Chester Wisniewski, Field CTO, Sophos

“While most schools are not cash-rich, they are highly visible targets with immediate widespread impact in their communities. The pressure to keep the doors open and respond to calls from parents to ‘do something’ likely leads to pressure to solve the problem as quickly as possible without regard for cost. Unfortunately, the data doesn’t support that paying ransom resolves these attacks more quickly, but it is likely a factor in victim selection for the criminals,” says Chester Wisniewski, field CTO, Sophos. 

For the education sector the root causes of ransomware attacks were similar to those across all sectors but there was a greater number of ransomware attacks involving compromised credentials for both higher and lower educational organisations (37% and 36% respectively versus 29% for the cross-sector average).  

Exploits and compromised credentials accounted for more than three-fourths (77%) of ransomware attacks against higher educational organisations and more than two-thirds (65%) of attacks against lower educational organizations 

The rate of encryption stayed about the same for higher educational organisations (74% in 2021 versus 73% in 2022) but increased from 72% to 81% across lower educational organisations in the past year  

Higher educational organisations reported a lower rate of using backups than the cross-sector average (63% versus 70%).
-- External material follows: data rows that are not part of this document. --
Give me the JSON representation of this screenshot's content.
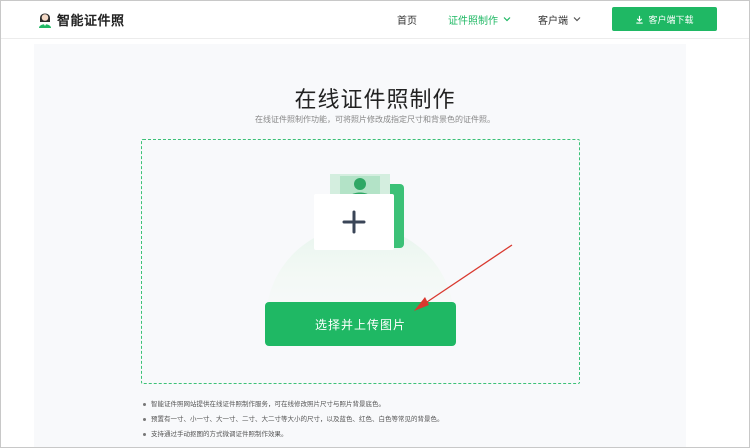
{
  "header": {
    "logo_text": "智能证件照",
    "nav": [
      {
        "label": "首页"
      },
      {
        "label": "证件照制作"
      },
      {
        "label": "客户端"
      }
    ],
    "download_label": "客户端下载"
  },
  "main": {
    "title": "在线证件照制作",
    "subtitle": "在线证件照制作功能，可将照片修改成指定尺寸和背景色的证件照。",
    "upload_button": "选择并上传图片",
    "notes": [
      "智能证件照网站提供在线证件照制作服务，可在线修改照片尺寸与照片背景底色。",
      "预置有一寸、小一寸、大一寸、二寸、大二寸等大小的尺寸，以及蓝色、红色、白色等常见的背景色。",
      "支持通过手动抠图的方式微调证件照制作效果。"
    ]
  },
  "colors": {
    "accent": "#1fb864",
    "dashed_border": "#3cc177",
    "annotation_arrow": "#d9392f"
  },
  "icons": {
    "logo": "person-avatar-icon",
    "chevron": "chevron-down-icon",
    "download": "download-icon",
    "upload_illustration": "id-photo-plus-icon"
  }
}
This is the third lowest rate of backup use across all sectors. Lower educational organisations, on the other hand, had a slightly higher rate of using backups than the global average (73%)  

The State of Ransomware 2023 survey polled 3,000 IT/cybersecurity leaders in organisations with 100 to 5,000 employees, including 400 from the education sector, across 14 countries in the Americas, EMEA and Asia Pacific. This includes 200 from lower education (up to 18 years) and 200 from higher education (above 18 years) and both public and private sector education providers.